Relationship between desorbent usage and the recovery of a target product in three-zone simulated moving bed processes designed under the conditions of positive and negative flow-rate-ratios of liquid to solid phases

Abstract

For a simulated moving bed (SMB) chromatographic process, it has been common knowledge that as desorbent usage increases, the level of separation capability (i.e., the purity and recovery of a target product) continues to improve and then eventually reaches almost a constant level. To check whether there are any exceptional cases concerning such a generally accepted relationship, the effect of desorbent usage on the recovery of a target product under the condition of high purity was investigated using a three-zone SMB process for separation of xylobiose (X2) from a β-xylosidase reaction output.
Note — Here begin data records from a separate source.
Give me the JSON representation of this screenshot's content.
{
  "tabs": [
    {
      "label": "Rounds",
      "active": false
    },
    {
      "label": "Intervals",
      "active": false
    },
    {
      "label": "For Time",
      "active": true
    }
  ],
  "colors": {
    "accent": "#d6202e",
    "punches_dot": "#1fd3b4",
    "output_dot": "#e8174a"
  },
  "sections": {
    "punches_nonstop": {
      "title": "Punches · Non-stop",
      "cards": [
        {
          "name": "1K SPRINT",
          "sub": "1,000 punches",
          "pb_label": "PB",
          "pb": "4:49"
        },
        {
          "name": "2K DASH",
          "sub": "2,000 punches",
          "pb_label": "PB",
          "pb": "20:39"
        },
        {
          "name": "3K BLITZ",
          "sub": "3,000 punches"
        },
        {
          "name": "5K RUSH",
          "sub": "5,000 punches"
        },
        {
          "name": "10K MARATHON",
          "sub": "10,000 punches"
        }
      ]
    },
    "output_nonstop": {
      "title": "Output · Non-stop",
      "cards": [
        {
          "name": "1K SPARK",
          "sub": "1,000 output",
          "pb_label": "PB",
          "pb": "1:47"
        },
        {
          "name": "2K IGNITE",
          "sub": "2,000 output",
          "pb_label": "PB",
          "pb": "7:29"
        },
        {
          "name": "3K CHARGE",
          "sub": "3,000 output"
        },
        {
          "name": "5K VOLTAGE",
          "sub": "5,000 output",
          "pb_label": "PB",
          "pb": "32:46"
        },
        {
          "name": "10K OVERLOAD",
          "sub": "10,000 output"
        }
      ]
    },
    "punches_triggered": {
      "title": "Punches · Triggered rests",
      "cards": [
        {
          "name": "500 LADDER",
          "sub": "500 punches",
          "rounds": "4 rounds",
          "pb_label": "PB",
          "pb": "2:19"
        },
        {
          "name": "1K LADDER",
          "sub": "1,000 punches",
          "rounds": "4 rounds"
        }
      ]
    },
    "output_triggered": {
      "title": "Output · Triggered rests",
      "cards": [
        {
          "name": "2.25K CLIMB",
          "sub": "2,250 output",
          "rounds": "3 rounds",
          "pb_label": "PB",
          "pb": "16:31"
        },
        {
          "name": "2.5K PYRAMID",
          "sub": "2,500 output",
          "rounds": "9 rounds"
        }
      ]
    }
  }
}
It was found that the considered SMB represented some unusual relationship between desorbent usage and X2 recovery, which also took quite a different pattern according to the searching region for optimal SMB operation parameters. If the optimal operation parameters are determined in the region of positive flow-rate-ratios ("m+ approach"), the use of a larger amount of desorbent than required to make X2 recovery reach a constant level can rather lead to a little reduction in X2 recovery. If the optimal operation parameters are selected in the region of negative flow-rate-ratios ("m− approach"), there exists an optimal desorbent usage, beyond which a further increase in desorbent usage can bring about a significant reduction in X2 recovery. Comparison of the two design approaches reveals that the m− approach can lead to higher X2 recovery and much lower desorbent usage than the m+ approach. Furthermore, such merits of the m− approach over the m+ approach became greater with increasing the SMB throughput.